羅臼町北部の旧地名で、現在も同名の漁港があります。また漁港には「チエンベツ川」が注いでいます。現在の地名は「岬町」です。

「知円別」の意味ですが、羅臼町史には次のようにあります。

○知円別(チエンベツ)
 字名改正により岬町と称す。現在学校、川、橋などに名が冠されている。夷名チエツフンベツで「魚の多いところ」と知床日誌にはあり、バチェラー辞典では「岬にある川」となる。
(羅臼町史編纂委員会・編「羅臼町史」p.58 より引用)

ふむふむ。大体そんな感じのようですね(なんとアバウトな)。「東西蝦夷山川地理取調図」には「チエフウシヘツ」とありますが、永田地名解には「チエㇷ゚ ウン ナイ」とあります。そして現在は「チエンベツ」ですね。

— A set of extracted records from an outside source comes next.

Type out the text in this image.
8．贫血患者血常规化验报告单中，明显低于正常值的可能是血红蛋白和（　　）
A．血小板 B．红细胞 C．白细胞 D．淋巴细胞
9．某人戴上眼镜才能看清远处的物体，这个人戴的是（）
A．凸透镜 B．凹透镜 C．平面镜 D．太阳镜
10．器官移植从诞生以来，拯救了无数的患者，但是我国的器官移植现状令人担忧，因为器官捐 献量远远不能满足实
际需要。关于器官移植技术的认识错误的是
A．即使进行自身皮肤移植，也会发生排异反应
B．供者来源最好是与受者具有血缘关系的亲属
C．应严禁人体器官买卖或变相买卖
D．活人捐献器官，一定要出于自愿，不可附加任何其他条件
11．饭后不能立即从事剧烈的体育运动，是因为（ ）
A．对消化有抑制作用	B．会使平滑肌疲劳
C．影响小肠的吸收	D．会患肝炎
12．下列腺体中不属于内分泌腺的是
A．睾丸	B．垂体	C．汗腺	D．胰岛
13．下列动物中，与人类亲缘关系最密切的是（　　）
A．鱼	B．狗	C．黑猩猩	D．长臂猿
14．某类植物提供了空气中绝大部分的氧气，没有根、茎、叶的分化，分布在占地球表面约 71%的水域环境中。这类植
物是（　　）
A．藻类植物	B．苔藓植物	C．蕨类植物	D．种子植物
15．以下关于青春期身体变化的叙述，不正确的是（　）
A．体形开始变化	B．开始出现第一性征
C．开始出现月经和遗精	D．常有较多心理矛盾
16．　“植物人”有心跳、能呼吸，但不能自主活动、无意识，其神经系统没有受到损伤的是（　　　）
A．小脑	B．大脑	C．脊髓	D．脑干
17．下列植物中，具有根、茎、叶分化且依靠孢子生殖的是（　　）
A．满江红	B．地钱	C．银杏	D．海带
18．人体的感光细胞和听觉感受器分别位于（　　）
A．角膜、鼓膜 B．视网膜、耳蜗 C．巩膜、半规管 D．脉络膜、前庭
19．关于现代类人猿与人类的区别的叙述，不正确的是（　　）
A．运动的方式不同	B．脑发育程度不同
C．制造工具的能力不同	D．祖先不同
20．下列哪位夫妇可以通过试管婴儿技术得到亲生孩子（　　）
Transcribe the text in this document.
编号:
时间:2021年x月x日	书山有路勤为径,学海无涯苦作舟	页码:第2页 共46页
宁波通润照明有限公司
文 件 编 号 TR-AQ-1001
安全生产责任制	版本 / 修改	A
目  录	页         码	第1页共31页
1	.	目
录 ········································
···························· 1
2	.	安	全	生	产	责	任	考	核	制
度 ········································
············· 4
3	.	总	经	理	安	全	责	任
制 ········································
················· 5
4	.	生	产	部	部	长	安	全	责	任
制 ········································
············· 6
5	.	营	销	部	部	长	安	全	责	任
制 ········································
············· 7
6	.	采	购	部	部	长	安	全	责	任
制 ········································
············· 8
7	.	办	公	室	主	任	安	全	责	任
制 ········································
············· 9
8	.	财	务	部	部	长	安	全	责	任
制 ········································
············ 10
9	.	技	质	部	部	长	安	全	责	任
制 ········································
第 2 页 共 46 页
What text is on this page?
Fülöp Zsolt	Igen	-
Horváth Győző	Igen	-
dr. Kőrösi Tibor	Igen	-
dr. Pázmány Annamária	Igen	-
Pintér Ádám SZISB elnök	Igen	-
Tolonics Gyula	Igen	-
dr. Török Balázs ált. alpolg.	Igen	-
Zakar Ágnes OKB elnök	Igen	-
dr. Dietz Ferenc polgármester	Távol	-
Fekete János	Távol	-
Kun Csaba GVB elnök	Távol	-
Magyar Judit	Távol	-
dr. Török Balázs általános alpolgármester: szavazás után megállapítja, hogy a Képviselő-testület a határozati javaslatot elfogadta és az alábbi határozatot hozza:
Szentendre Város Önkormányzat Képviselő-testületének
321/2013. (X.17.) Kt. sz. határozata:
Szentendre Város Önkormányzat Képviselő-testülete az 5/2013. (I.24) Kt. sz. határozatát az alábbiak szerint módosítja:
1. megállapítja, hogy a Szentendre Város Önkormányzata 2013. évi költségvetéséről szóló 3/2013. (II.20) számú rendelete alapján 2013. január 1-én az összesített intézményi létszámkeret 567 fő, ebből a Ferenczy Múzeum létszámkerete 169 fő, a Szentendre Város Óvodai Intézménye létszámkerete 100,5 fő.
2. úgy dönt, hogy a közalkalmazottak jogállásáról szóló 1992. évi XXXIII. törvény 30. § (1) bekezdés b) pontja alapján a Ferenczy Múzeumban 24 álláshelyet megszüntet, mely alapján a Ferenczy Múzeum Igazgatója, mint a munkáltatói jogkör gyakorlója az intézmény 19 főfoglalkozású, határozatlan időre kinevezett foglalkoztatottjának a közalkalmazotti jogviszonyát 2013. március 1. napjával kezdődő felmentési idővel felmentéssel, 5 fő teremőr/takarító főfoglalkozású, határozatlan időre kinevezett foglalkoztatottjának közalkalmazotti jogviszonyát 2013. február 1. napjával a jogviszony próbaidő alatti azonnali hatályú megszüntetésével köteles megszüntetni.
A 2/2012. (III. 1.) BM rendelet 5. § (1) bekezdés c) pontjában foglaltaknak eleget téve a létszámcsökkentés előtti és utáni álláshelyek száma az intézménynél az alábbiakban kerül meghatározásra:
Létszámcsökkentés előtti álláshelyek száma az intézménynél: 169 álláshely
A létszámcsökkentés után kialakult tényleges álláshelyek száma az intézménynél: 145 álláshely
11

とりあえず、chep-un-pet で「魚・いる・川」あるいは chep-us-pet で「魚・多くいる・川」あたりだったと考えていいのではないでしょうか。

ケンネベツ川

チエンベツ川の北隣りを流れる川の名前です。現地では「建根別」と漢字表記されるケースもあるようですね。

今回も「羅臼町史」を見てみましょうか。

○建根別(ケンネベツ)
 岬町の一部、現在、川、橋などにその名が冠されている。知床日誌にもケンネベツなる地名が見あたらず。
(羅臼町史編纂委員会・編「羅臼町史」p.58 より引用)

……あれ? これで終わりですか?(汗) これ、町史の「羅臼地名解」という章からの引用なんですが、何の解釈も示されないまま終わってしまっていますね。

「ケンネベツ」という音から素直に解釈すると、kene-pet で「ハンノキ・川」でしょうか。知里さん風に考えると kene(-us-)-pet で「ハンノキ(・多くある)・川」あたりかも知れません。中標津の「計根別」と同じ地名だったんじゃないかと思うのですが、いかがでしょうか。

キキリベツ川

建根別橋を渡って更に北に向かうと、岩見橋で「ショウジ川」を渡ります(これはおそらく so-us-pet で「滝・ある・川」でしょう)。その後「キキリベツ崖」を北浜覆道で通り抜けると「キキリベツ川」です。「この先世界遺産地域です」という看板のあるところですね。

では、今回も「羅臼町史」から。

○キキリベツ
 北浜の一部。川、橋などに名が冠されている。
(羅臼町史編纂委員会・編「羅臼町史」p.58 より引用)

この書き出しもパターン化しつつありますね。もちろん続きがあります。

夷名キキリベツで「蚊(キキリ)の多い川」との意味である。
(羅臼町史編纂委員会・編「羅臼町史」p.58 より引用)

うおっ。kikir は「虫」だとされますが、知里さんの「分類アイヌ語辞典・動物編」には美幌・足寄・広尾で採取した語彙として「蚊」と明記されています(千島では etú-tanne とあるのが少々気になりますが)。

kikir-pet だと「蚊・川」で、知里さん風に補完すると kikir(-un)-pet あるいは kikir(-us)-pet で「蚊(・いる)・川」あるいは「蚊(・多い)・川」だったのでしょうね。